Anthropology – Cultural Impact – Cultural Budget at the service of Social Justice
By: Jean-Marie Mauclet
Last week, LaSheia sent Gwylène a newspaper article in French, from the popular science magazine Sciences et Avenir, entitled: l’ADN ancien redonne de leur identité à des esclaves africains vendus en Amérique du Nord. This translated to English is “Ancient DNA gives back part of their identity to African slaves sold in North-America.”
For the last six weeks, at 2:00 pm on Thursday, TINYisPOWEFUL runs a podcast on OHMRADIO963, with hosts Rayn and Victoria. Last Thursday, they had invited Gwylène and me to be their guests. The topic of this hour of rather serious conversation was: WHAT DOES A CULTURAL BUDGET LOOK LIKE?
We did not have time, in one hour, to get to the ‘look like’ part of the question! What we understood though is that, if a financial budget should reflect the values of its authors, so should a cultural budget. In the case of TINYisPOWERFUL the words best revealing of its values and its goals are Belonging, Becoming, Reciprocity, Autonomy as active principles of Social Justice. What do these principles translate into, in order to fit in a cultural budget, then? They translate into art tools which TINYisPOWERFUL has developed to accomplish its work: in/with community work with the App, the Booklet of questions, “Good Trouble”, the Zine, the OhmRadio podcast – visual arts work like “You bet ‘n me ‘n me ‘n you”, the Jungle, Arianne’s indigo workshop, “a Tale for Reparations” (in progress) – collective or group work like the Circle of Advisers or the Question-Relay conversation format etc . . . In turn, to stay within the vocabulary of budget-building, we consider such art tools as art assets, in that they have a potential exchange value, cash or in-kind, when used/practiced in collaboration with other groups which may have solicited our participation in one of their own projects.
When I apply my attention to a particular subject, my mind, as it usually does, immediately conflates the readings and conversations from the last few days and somehow scans them to identify possible intersections.
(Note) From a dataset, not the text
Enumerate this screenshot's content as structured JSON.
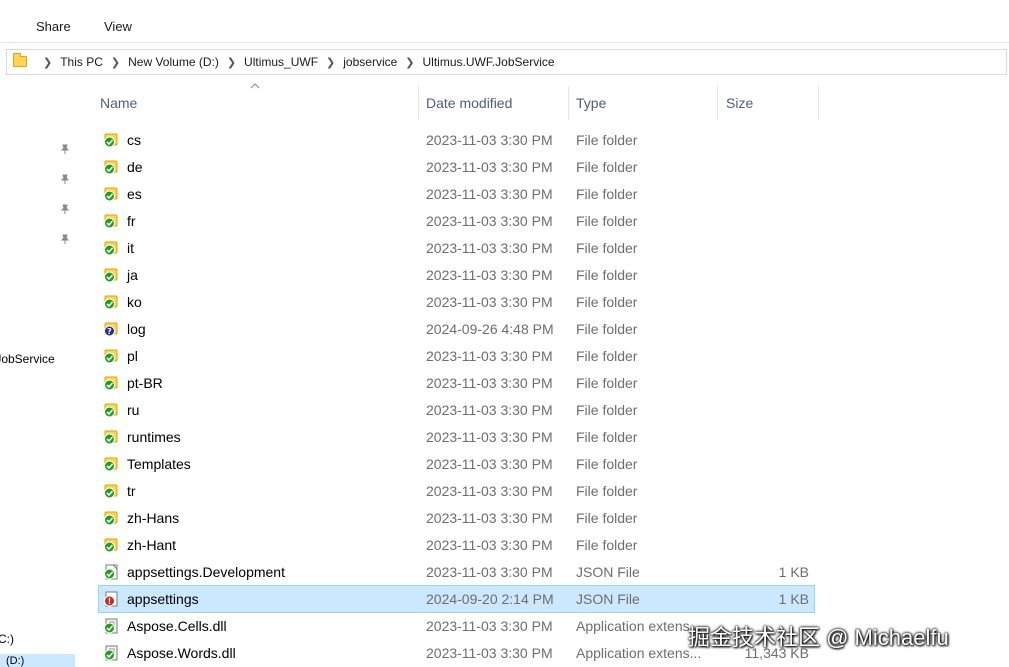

In this particular case, my exhilaration originated with the OHMRADIO podcast. I have attempted to compact it into one question: Could the ‘Cultural Impact Study’ methodology become an art tool for TINYisPOWERFUL and therefore be placed in the art assets column of its Cultural Budget? To refresh our memory, the concept of Cultural Impact Study comes from the USDAC (United States Department of Art and Culture), a non- governmental, not-for-profit arts organization with which conNECKtedTOO and TINYisPOWERFUL worked with in the past. One of USDAC’s missions is to legally demand that developers perform a Cultural Impact Study, the same way they perform an Environmental Impact Study, before being permitted to develop.
We know from history and from our own experience that development mostly sweeps through underserved neighborhoods. In a metropolis, when it strikes at areas so neglected by government, so run down, benighted really, such states of blight can make gentrification look like salvation! In cities like Charleston though, the process can be so insidious that it is hard, often, to grasp the daily violence of seeing neighbors move away one at a time, property taxes get out of reach, … and then the whole block – your block – destined to become a towering cluster of luxury and exclusion! This is gentrification. The destruction of whole neighborhoods, their people, their businesses, their schools, their history.
Of course all this is a question of social justice!
What troubles me most is how, from slavery in the past centuries to gentrification today, there proves to be a tool of choice, in Charleston, consistently used for the single purpose of rich proprietors to get richer at the expense of others: PEOPLE DEPORTATION. Whether from West Africa to Charleston or from Charleston to Goose Creek, mostly Black people are uprooted at will without a return ticket. And the anthropology in all this? It is, more specifically, the antidote to the data-fication of society in general, of each of us in particular. And, by the same token, the data-fication of budgets. A pure reflection of how we live in an economy-driven world, fixated on productivity, percentages, profit and loss. Without the introduction of the human factor in budgets, how can data-fication detect its own inhumane tendencies? It can only
| “…reproduce its own biases…” from Data Feminism
and carry over, from data sheet to data sheet, from one yearly budget to the next, inequalities, exclusion, the marginalization of others, all “Others”, including women. This is also why, the addition of a cultural budget to all budgets should be required. And so should Time Banking, as income.